What Families in West Virginia should consider when choosing an interventionist
Families in West Virginia are aware of their limited resources for intervention and access to quality care for addiction and mental health. One of the many reasons we frequent West Virginia to deliver our intervention services is that no interventionists other than us offer a full curriculum of care for the family. Some will find interventionists through treatment referrals, which end up being a solo person who comes as a spokesperson for the treatment center. What families in West Virginia and elsewhere should be looking for in an interventionist is a professional interventionist who strongly emphasizes helping families. Addiction and mental health disorder interventions are not speeches given to someone who needs help to inspire them to enter treatment. Interventions are clinical instruments and tools trained professionals use to address a problem or behavior and improve the condition with a set goal. Addiction and mental health interventions are not what you see on television. Some interventions you see on television or in movies have people getting together and trying to convince someone to accept help. Intervention services that address families, addiction, and mental health require skill and experience, not a speech with some enabling 101 literature.

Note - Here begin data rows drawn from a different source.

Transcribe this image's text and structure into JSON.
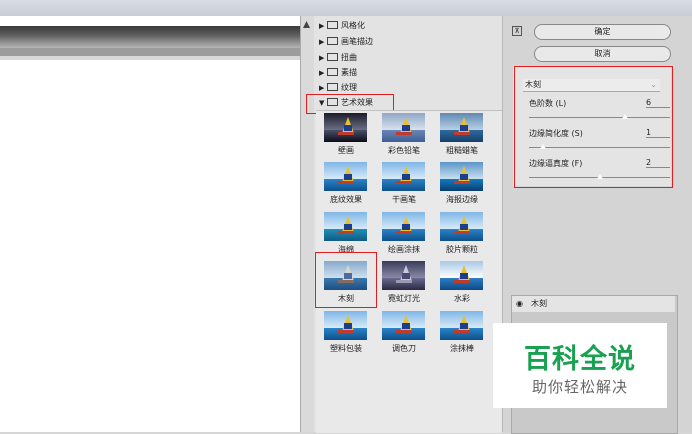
{
  "tree": {
    "items": [
      {
        "label": "风格化",
        "expanded": false
      },
      {
        "label": "画笔描边",
        "expanded": false
      },
      {
        "label": "扭曲",
        "expanded": false
      },
      {
        "label": "素描",
        "expanded": false
      },
      {
        "label": "纹理",
        "expanded": false
      },
      {
        "label": "艺术效果",
        "expanded": true
      }
    ],
    "collapsed_glyph": "▶",
    "expanded_glyph": "▼"
  },
  "gallery": [
    {
      "label": "壁画"
    },
    {
      "label": "彩色铅笔"
    },
    {
      "label": "粗糙蜡笔"
    },
    {
      "label": "底纹效果"
    },
    {
      "label": "干画笔"
    },
    {
      "label": "海报边缘"
    },
    {
      "label": "海绵"
    },
    {
      "label": "绘画涂抹"
    },
    {
      "label": "胶片颗粒"
    },
    {
      "label": "木刻"
    },
    {
      "label": "霓虹灯光"
    },
    {
      "label": "水彩"
    },
    {
      "label": "塑料包装"
    },
    {
      "label": "调色刀"
    },
    {
      "label": "涂抹棒"
    }
  ],
  "buttons": {
    "ok": "确定",
    "cancel": "取消"
  },
  "zoom_glyph": "⊼",
  "settings": {
    "filter_name": "木刻",
    "params": [
      {
        "label": "色阶数 (L)",
        "value": "6",
        "fraction": 0.68
      },
      {
        "label": "边缘简化度 (S)",
        "value": "1",
        "fraction": 0.1
      },
      {
        "label": "边缘逼真度 (F)",
        "value": "2",
        "fraction": 0.5
      }
    ]
  },
  "layer": {
    "name": "木刻",
    "eye": "◉"
  },
  "watermark": {
    "title": "百科全说",
    "subtitle": "助你轻松解决"
  },
  "colors": {
    "accent_red": "#e02020",
    "watermark_green": "#1aa051"
  }
}
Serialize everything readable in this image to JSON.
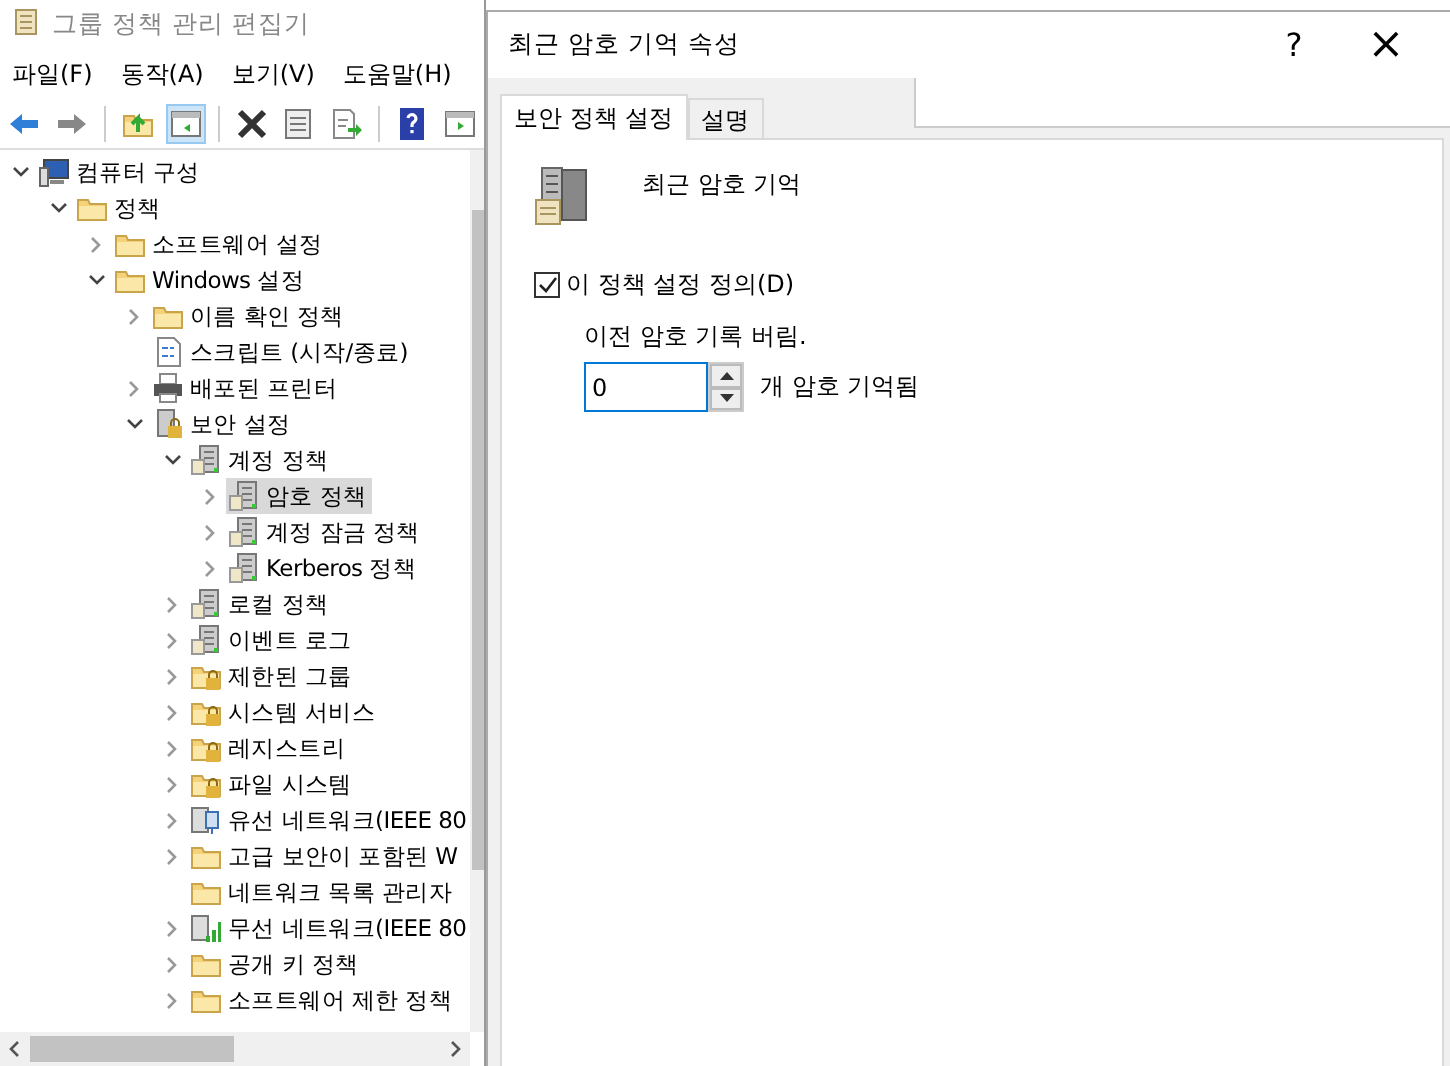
{
  "main_window": {
    "title": "그룹 정책 관리 편집기"
  },
  "menu": [
    "파일(F)",
    "동작(A)",
    "보기(V)",
    "도움말(H)"
  ],
  "toolbar": [
    {
      "kind": "back",
      "selected": false
    },
    {
      "kind": "forward",
      "selected": false
    },
    {
      "kind": "sep"
    },
    {
      "kind": "up",
      "selected": false
    },
    {
      "kind": "pane",
      "selected": true
    },
    {
      "kind": "sep"
    },
    {
      "kind": "delete",
      "selected": false
    },
    {
      "kind": "props",
      "selected": false
    },
    {
      "kind": "export",
      "selected": false
    },
    {
      "kind": "sep"
    },
    {
      "kind": "help",
      "selected": false
    },
    {
      "kind": "view",
      "selected": false
    }
  ],
  "tree": [
    {
      "label": "컴퓨터 구성",
      "kind": "computer",
      "expandable": true,
      "expanded": true,
      "selected": false,
      "children": [
        {
          "label": "정책",
          "kind": "folder",
          "expandable": true,
          "expanded": true,
          "selected": false,
          "children": [
            {
              "label": "소프트웨어 설정",
              "kind": "folder",
              "expandable": true,
              "expanded": false,
              "selected": false
            },
            {
              "label": "Windows 설정",
              "kind": "folder",
              "expandable": true,
              "expanded": true,
              "selected": false,
              "children": [
                {
                  "label": "이름 확인 정책",
                  "kind": "folder",
                  "expandable": true,
                  "expanded": false,
                  "selected": false
                },
                {
                  "label": "스크립트 (시작/종료)",
                  "kind": "script",
                  "expandable": false,
                  "selected": false
                },
                {
                  "label": "배포된 프린터",
                  "kind": "printer",
                  "expandable": true,
                  "expanded": false,
                  "selected": false
                },
                {
                  "label": "보안 설정",
                  "kind": "lockserver",
                  "expandable": true,
                  "expanded": true,
                  "selected": false,
                  "children": [
                    {
                      "label": "계정 정책",
                      "kind": "server",
                      "expandable": true,
                      "expanded": true,
                      "selected": false,
                      "children": [
                        {
                          "label": "암호 정책",
                          "kind": "server",
                          "expandable": true,
                          "expanded": false,
                          "selected": true
                        },
                        {
                          "label": "계정 잠금 정책",
                          "kind": "server",
                          "expandable": true,
                          "expanded": false,
                          "selected": false
                        },
                        {
                          "label": "Kerberos 정책",
                          "kind": "server",
                          "expandable": true,
                          "expanded": false,
                          "selected": false
                        }
                      ]
                    },
                    {
                      "label": "로컬 정책",
                      "kind": "server",
                      "expandable": true,
                      "expanded": false,
                      "selected": false
                    },
                    {
                      "label": "이벤트 로그",
                      "kind": "server",
                      "expandable": true,
                      "expanded": false,
                      "selected": false
                    },
                    {
                      "label": "제한된 그룹",
                      "kind": "lockfolder",
                      "expandable": true,
                      "expanded": false,
                      "selected": false
                    },
                    {
                      "label": "시스템 서비스",
                      "kind": "lockfolder",
                      "expandable": true,
                      "expanded": false,
                      "selected": false
                    },
                    {
                      "label": "레지스트리",
                      "kind": "lockfolder",
                      "expandable": true,
                      "expanded": false,
                      "selected": false
                    },
                    {
                      "label": "파일 시스템",
                      "kind": "lockfolder",
                      "expandable": true,
                      "expanded": false,
                      "selected": false
                    },
                    {
                      "label": "유선 네트워크(IEEE 80",
                      "kind": "network",
                      "expandable": true,
                      "expanded": false,
                      "selected": false
                    },
                    {
                      "label": "고급 보안이 포함된 W",
                      "kind": "folder",
                      "expandable": true,
                      "expanded": false,
                      "selected": false
                    },
                    {
                      "label": "네트워크 목록 관리자",
                      "kind": "folder",
                      "expandable": false,
                      "selected": false
                    },
                    {
                      "label": "무선 네트워크(IEEE 80",
                      "kind": "wifi",
                      "expandable": true,
                      "expanded": false,
                      "selected": false
                    },
                    {
                      "label": "공개 키 정책",
                      "kind": "folder",
                      "expandable": true,
                      "expanded": false,
                      "selected": false
                    },
                    {
                      "label": "소프트웨어 제한 정책",
                      "kind": "folder",
                      "expandable": true,
                      "expanded": false,
                      "selected": false
                    }
                  ]
                }
              ]
            }
          ]
        }
      ]
    }
  ],
  "dialog": {
    "title": "최근 암호 기억 속성",
    "help": "?",
    "close": "×",
    "tabs": [
      {
        "label": "보안 정책 설정",
        "selected": true
      },
      {
        "label": "설명",
        "selected": false
      }
    ],
    "policy_name": "최근 암호 기억",
    "define_checkbox": {
      "label": "이 정책 설정 정의(D)",
      "checked": true
    },
    "field_label": "이전 암호 기록 버림.",
    "spin": {
      "value": "0"
    },
    "unit": "개 암호 기억됨"
  }
}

Your family has been through enough and needs help, too. Only focusing on your loved one and not your family is why you are still seeking more help. When a family only focuses on their loved one’s problems and the solution for them, they forget about themselves. Going about things this way is codependency, even when you are focusing on the solution for them; the goal is for them to see the need to go after the solution, not you doing it for them. You do not focus on helping them obtain alcohol or drugs or stop taking their mental health medication, so why are you focusing on their solution to help them get off alcohol or drugs and become med-compliant?
Before anyone misreads this, a treatment plan and solution for them is part of the intervention services process, and it comes from the professionals, not your loved one or your family. We are pointing out that what you are looking for in an interventionist or treatment center in West Virginia or elsewhere may not be what you think you need. Families often look for solutions just like their loved one who needs help does. The paths usually chosen for both are shortcuts, the path of least resistance, as much comfort as possible, and with the least amount of confrontation. There are no easy solutions or shortcuts in the treatment of addiction or mental health. Please do not let an interventionist or anyone else tell you there is.
“The most formidable challenge we professionals face is families not accepting our suggested solutions. Rather, they only hear us challenging theirs. Interventions are as much about families letting go of old ideas as they are about being open to new ones. Before a family can do something about the problem, they must stop allowing the problem to persist. These same thoughts and principles apply to your loved one in need of help.”